How Do You Know If a Prompt Is Actually Working?
A prompt is working when you act on its output without rewriting it — and it's failing when the output is plausible but ignored. The bar is not "did the AI produce something impressive"; it's "did the thing it produced change what you did next." Three tests settle it: the action test, the edit test, and the week-two test.
Why is "looks good" the wrong bar?
Because modern models clear it every time. Ask a frontier model for a morning briefing and you will get something briefing-shaped — confident, well-formatted, grammatical. That's table stakes, and it's also the trap: plausible output is the failure mode that doesn't announce itself. A prompt that errors out gets fixed. A prompt that produces respectable-looking text nobody acts on just quietly burns its slot, and you conclude — wrongly — that the agent "isn't that useful."
So the tests below deliberately ignore the output's quality as text. They measure the only thing that matters: whether the operation changed your behavior.
Test 1: The action test — did you do something because of it?
After each run, ask one question: what did I do that I wouldn't have done without this output? Replied to the flagged lead first. Killed the meeting the briefing showed was pointless. Pushed the deal the pipeline pulse said was going cold.
If the honest answer is "nothing," three runs in a row, the prompt is decorative. That doesn't always mean the prompt is broken — sometimes it's watching the wrong things, sometimes it's watching the right things at a threshold that never trips. But zero actions means zero value, whatever the output looks like.
Test 2: The edit test — how much do you rewrite?
This one is for drafting-style prompts — anything that produces words meant to leave the building in your name. Look at what you actually sent versus what the agent drafted. If you find yourself rewriting most of it every time, the prompt is failing: the model never received what it needed to sound like you, know your positions, and hit your reader.
The fix is almost never "write a cleverer prompt." It's context: the voice and preferences the agent should be accumulating through memory — the voice-lock and personal-index category of operation — so drafts converge on your register instead of restarting from generic every session. If edits aren't shrinking over weeks, the memory layer isn't being fed. (Which category does what is mapped in what you should actually use your AI agent for.)
Test 3: The week-two test — did it survive the novelty?
Everything gets read in week one, because week one is fun. The real test is the fourteenth day: is the briefing still opened? Does the triage flag still get a response inside the hour? Survival past novelty is the strongest signal a prompt has an actual job — and quiet abandonment is the strongest signal it never did.
Be honest about which side of that line each installed prompt sits on. An operation you've stopped reading isn't neutral; it's noise that trains you to ignore the agent entirely.

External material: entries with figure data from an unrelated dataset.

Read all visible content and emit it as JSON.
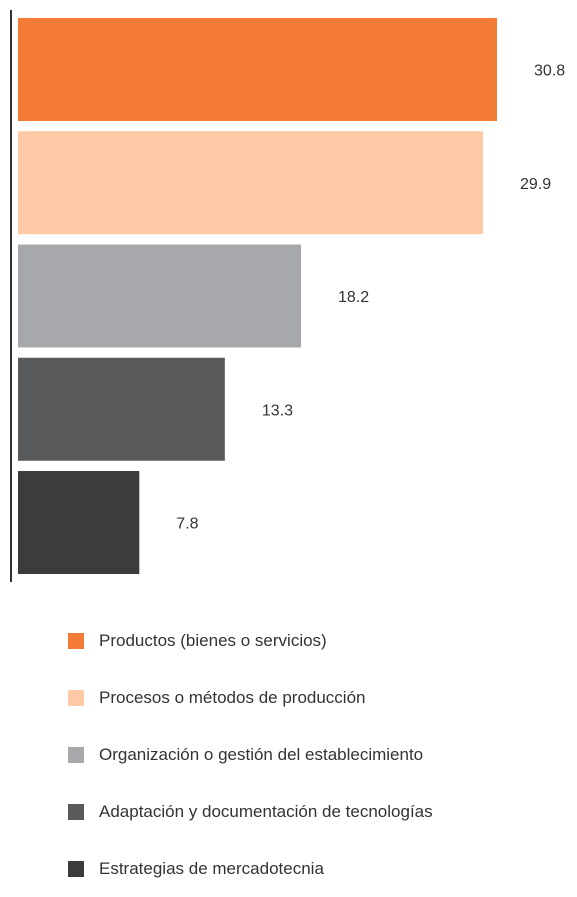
{
  "chart_data": {
    "type": "bar",
    "orientation": "horizontal",
    "categories": [
      "Productos (bienes o servicios)",
      "Procesos o métodos de producción",
      "Organización o gestión del establecimiento",
      "Adaptación y documentación de tecnologías",
      "Estrategias de mercadotecnia"
    ],
    "values": [
      30.8,
      29.9,
      18.2,
      13.3,
      7.8
    ],
    "value_labels": [
      "30.8",
      "29.9",
      "18.2",
      "13.3",
      "7.8"
    ],
    "colors": [
      "#f47b35",
      "#ffc9a6",
      "#a7a8ac",
      "#58595b",
      "#3c3c3c"
    ],
    "xlim": [
      0,
      30.8
    ],
    "grid": false,
    "legend_position": "bottom"
  },
  "legend": {
    "items": [
      {
        "label": "Productos (bienes o servicios)",
        "color": "#f47b35"
      },
      {
        "label": "Procesos o métodos de producción",
        "color": "#ffc9a6"
      },
      {
        "label": "Organización o gestión del establecimiento",
        "color": "#a7a8ac"
      },
      {
        "label": "Adaptación y documentación de tecnologías",
        "color": "#58595b"
      },
      {
        "label": "Estrategias de mercadotecnia",
        "color": "#3c3c3c"
      }
    ]
  }
}
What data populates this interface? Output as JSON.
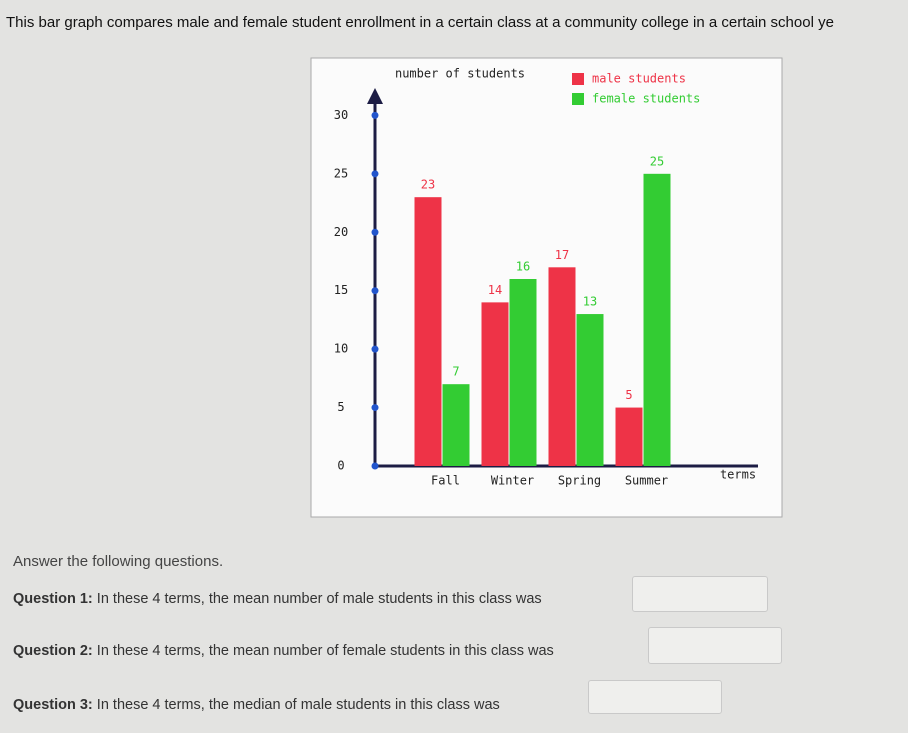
{
  "intro": "This bar graph compares male and female student enrollment in a certain class at a community college in a certain school ye",
  "chart_data": {
    "type": "bar",
    "y_label": "number of students",
    "x_label": "terms",
    "categories": [
      "Fall",
      "Winter",
      "Spring",
      "Summer"
    ],
    "series": [
      {
        "name": "male students",
        "color": "#ee3347",
        "values": [
          23,
          14,
          17,
          5
        ]
      },
      {
        "name": "female students",
        "color": "#33cc33",
        "values": [
          7,
          16,
          13,
          25
        ]
      }
    ],
    "ylim": [
      0,
      32
    ],
    "yticks": [
      0,
      5,
      10,
      15,
      20,
      25,
      30
    ],
    "legend": "top-right"
  },
  "instructions": "Answer the following questions.",
  "questions": [
    {
      "label": "Question 1:",
      "text": "In these 4 terms, the mean number of male students in this class was"
    },
    {
      "label": "Question 2:",
      "text": "In these 4 terms, the mean number of female students in this class was"
    },
    {
      "label": "Question 3:",
      "text": "In these 4 terms, the median of male students in this class was"
    }
  ]
}
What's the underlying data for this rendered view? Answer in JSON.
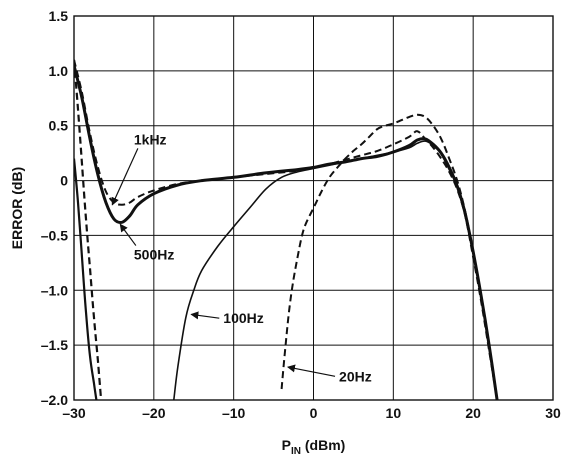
{
  "chart_data": {
    "type": "line",
    "title": "",
    "xlabel_main": "P",
    "xlabel_sub": "IN",
    "xlabel_unit": " (dBm)",
    "ylabel": "ERROR (dB)",
    "xlim": [
      -30,
      30
    ],
    "ylim": [
      -2.0,
      1.5
    ],
    "grid": true,
    "x_ticks": [
      -30,
      -20,
      -10,
      0,
      10,
      20,
      30
    ],
    "x_tick_labels": [
      "–30",
      "–20",
      "–10",
      "0",
      "10",
      "20",
      "30"
    ],
    "y_ticks": [
      1.5,
      1.0,
      0.5,
      0,
      -0.5,
      -1.0,
      -1.5,
      -2.0
    ],
    "y_tick_labels": [
      "1.5",
      "1.0",
      "0.5",
      "0",
      "–0.5",
      "–1.0",
      "–1.5",
      "–2.0"
    ],
    "series": [
      {
        "name": "500Hz",
        "style": "thick",
        "points": [
          [
            -30,
            1.05
          ],
          [
            -29,
            0.75
          ],
          [
            -28,
            0.38
          ],
          [
            -27,
            0.05
          ],
          [
            -26,
            -0.2
          ],
          [
            -25,
            -0.35
          ],
          [
            -24,
            -0.38
          ],
          [
            -23,
            -0.32
          ],
          [
            -22,
            -0.22
          ],
          [
            -20,
            -0.12
          ],
          [
            -17,
            -0.04
          ],
          [
            -14,
            0.0
          ],
          [
            -10,
            0.03
          ],
          [
            -6,
            0.07
          ],
          [
            -2,
            0.1
          ],
          [
            0,
            0.12
          ],
          [
            2,
            0.15
          ],
          [
            4,
            0.17
          ],
          [
            6,
            0.2
          ],
          [
            8,
            0.22
          ],
          [
            10,
            0.26
          ],
          [
            12,
            0.32
          ],
          [
            13,
            0.37
          ],
          [
            14,
            0.38
          ],
          [
            15,
            0.33
          ],
          [
            16,
            0.25
          ],
          [
            17,
            0.12
          ],
          [
            18,
            -0.05
          ],
          [
            19,
            -0.3
          ],
          [
            20,
            -0.65
          ],
          [
            21,
            -1.05
          ],
          [
            22,
            -1.5
          ],
          [
            23,
            -2.0
          ]
        ]
      },
      {
        "name": "1kHz",
        "style": "dashed",
        "points": [
          [
            -30,
            1.1
          ],
          [
            -29,
            0.8
          ],
          [
            -28,
            0.43
          ],
          [
            -27,
            0.12
          ],
          [
            -26,
            -0.1
          ],
          [
            -25,
            -0.2
          ],
          [
            -24,
            -0.22
          ],
          [
            -23,
            -0.2
          ],
          [
            -22,
            -0.15
          ],
          [
            -20,
            -0.09
          ],
          [
            -17,
            -0.03
          ],
          [
            -14,
            0.0
          ],
          [
            -10,
            0.03
          ],
          [
            -6,
            0.06
          ],
          [
            -2,
            0.09
          ],
          [
            0,
            0.12
          ],
          [
            2,
            0.15
          ],
          [
            4,
            0.19
          ],
          [
            6,
            0.23
          ],
          [
            8,
            0.27
          ],
          [
            10,
            0.33
          ],
          [
            12,
            0.4
          ],
          [
            13,
            0.45
          ],
          [
            14,
            0.38
          ],
          [
            15,
            0.3
          ],
          [
            16,
            0.2
          ],
          [
            17,
            0.08
          ],
          [
            18,
            -0.08
          ],
          [
            19,
            -0.32
          ],
          [
            20,
            -0.7
          ],
          [
            21,
            -1.1
          ],
          [
            22,
            -1.55
          ],
          [
            23,
            -2.0
          ]
        ]
      },
      {
        "name": "100Hz",
        "style": "thin",
        "points": [
          [
            -17.5,
            -2.0
          ],
          [
            -17,
            -1.7
          ],
          [
            -16,
            -1.25
          ],
          [
            -15,
            -1.0
          ],
          [
            -14,
            -0.82
          ],
          [
            -12,
            -0.6
          ],
          [
            -10,
            -0.42
          ],
          [
            -8,
            -0.25
          ],
          [
            -6,
            -0.08
          ],
          [
            -4,
            0.03
          ],
          [
            -2,
            0.08
          ],
          [
            0,
            0.11
          ],
          [
            2,
            0.14
          ],
          [
            4,
            0.17
          ],
          [
            6,
            0.2
          ],
          [
            8,
            0.23
          ],
          [
            10,
            0.26
          ],
          [
            12,
            0.3
          ],
          [
            13,
            0.34
          ],
          [
            14,
            0.36
          ],
          [
            15,
            0.32
          ],
          [
            16,
            0.24
          ],
          [
            17,
            0.1
          ],
          [
            18,
            -0.05
          ],
          [
            19,
            -0.3
          ],
          [
            20,
            -0.65
          ],
          [
            21,
            -1.05
          ],
          [
            22,
            -1.5
          ],
          [
            23,
            -2.0
          ]
        ]
      },
      {
        "name": "20Hz",
        "style": "dashed",
        "points": [
          [
            -4,
            -1.9
          ],
          [
            -3.5,
            -1.5
          ],
          [
            -3,
            -1.15
          ],
          [
            -2.5,
            -0.9
          ],
          [
            -2,
            -0.7
          ],
          [
            -1.5,
            -0.52
          ],
          [
            -1,
            -0.4
          ],
          [
            0,
            -0.25
          ],
          [
            1,
            -0.1
          ],
          [
            2,
            0.03
          ],
          [
            3,
            0.12
          ],
          [
            4,
            0.2
          ],
          [
            5,
            0.27
          ],
          [
            6,
            0.33
          ],
          [
            7,
            0.4
          ],
          [
            8,
            0.47
          ],
          [
            9,
            0.5
          ],
          [
            10,
            0.52
          ],
          [
            11,
            0.55
          ],
          [
            12,
            0.58
          ],
          [
            13,
            0.6
          ],
          [
            14,
            0.58
          ],
          [
            15,
            0.5
          ],
          [
            16,
            0.38
          ],
          [
            17,
            0.2
          ],
          [
            18,
            0.0
          ],
          [
            19,
            -0.28
          ],
          [
            20,
            -0.65
          ],
          [
            21,
            -1.05
          ],
          [
            22,
            -1.5
          ],
          [
            23,
            -2.0
          ]
        ]
      },
      {
        "name": "",
        "style": "solid-steep",
        "points": [
          [
            -30,
            0.2
          ],
          [
            -29.5,
            -0.2
          ],
          [
            -29,
            -0.7
          ],
          [
            -28.5,
            -1.2
          ],
          [
            -28,
            -1.6
          ],
          [
            -27.5,
            -1.85
          ],
          [
            -27.2,
            -2.0
          ]
        ]
      },
      {
        "name": "",
        "style": "dashed-steep",
        "points": [
          [
            -30,
            1.1
          ],
          [
            -29.5,
            0.65
          ],
          [
            -29,
            0.15
          ],
          [
            -28.5,
            -0.35
          ],
          [
            -28,
            -0.8
          ],
          [
            -27.5,
            -1.25
          ],
          [
            -27,
            -1.65
          ],
          [
            -26.6,
            -2.0
          ]
        ]
      }
    ],
    "annotations": [
      {
        "text": "1kHz",
        "x": -22.5,
        "y": 0.33,
        "arrow_to": [
          -25.2,
          -0.22
        ]
      },
      {
        "text": "500Hz",
        "x": -22.5,
        "y": -0.72,
        "arrow_to": [
          -24.2,
          -0.4
        ]
      },
      {
        "text": "100Hz",
        "x": -11.3,
        "y": -1.3,
        "arrow_to": [
          -15.3,
          -1.22
        ]
      },
      {
        "text": "20Hz",
        "x": 3.2,
        "y": -1.83,
        "arrow_to": [
          -3.2,
          -1.7
        ]
      }
    ]
  }
}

What do you fix when a test fails?
| Failure | Likely cause | Fix |
|---|---|---|
| Output ignored (action test) | Wrong sources or dead thresholds | Re-do the swaps: your systems, your numbers |
| Heavy rewriting (edit test) | Missing voice and context | Feed memory: voice lock, personal index |
| Abandoned by week two | Wrong cadence, channel, or category | Move it, shorten it, or replace it with a category you live in |
Note that every fix is a substitution or a feed — not a rewrite of the prompt's structure. If the skeleton was sound to begin with, working the fixes is the same five-swap exercise as the initial setup, covered in how to adapt a borrowed prompt to your business. If the skeleton was never sound — a 2023-era template dressed up as an operation — no amount of tuning saves it, and you're better off starting from a real drop-in prompt.
Keep receipts
One habit makes all three tests trivial: keep the outputs. A folder, a channel, anywhere the runs accumulate. After two weeks you're not relying on your impression of whether the prompt helped — you're looking at fourteen briefings and the actions they did or didn't produce. Claims are cheap; receipts decide. That's a house rule across everything Optimus ships — it's the entire premise of gimmetheproof.com — and it applies just as hard to your own prompt stack.
FAQ
How long should I run a prompt before judging it?
About two weeks of real runs for a recurring operation. One run tells you whether the plumbing works; two weeks tells you whether the output survives contact with your actual attention. Judge one-off prompts immediately — either you used the output or you didn't.
What if the output is good but I never read it?
Then the prompt isn't working, no matter how good the output is — but the fix is usually cadence or channel, not content. Move it to when you'll actually see it, or shorten it until reading it costs nothing. An unread briefing is inventory, not an operation.
Is more detailed output always better?
No. Length is often how a prompt hides its failure to prioritize. A briefing you skim in ninety seconds and act on beats a report you file unread. If the output keeps growing, tighten the definition of done — cap the length and force a "most important thing" at the top.
Should I A/B test my prompts?
For recurring operations, iterate serially instead: change one thing — a source, a threshold, the definition of done — and watch the next few runs. You don't have the volume for statistical testing, and you don't need it; a week of runs plus your own editor's eye is a sharper instrument.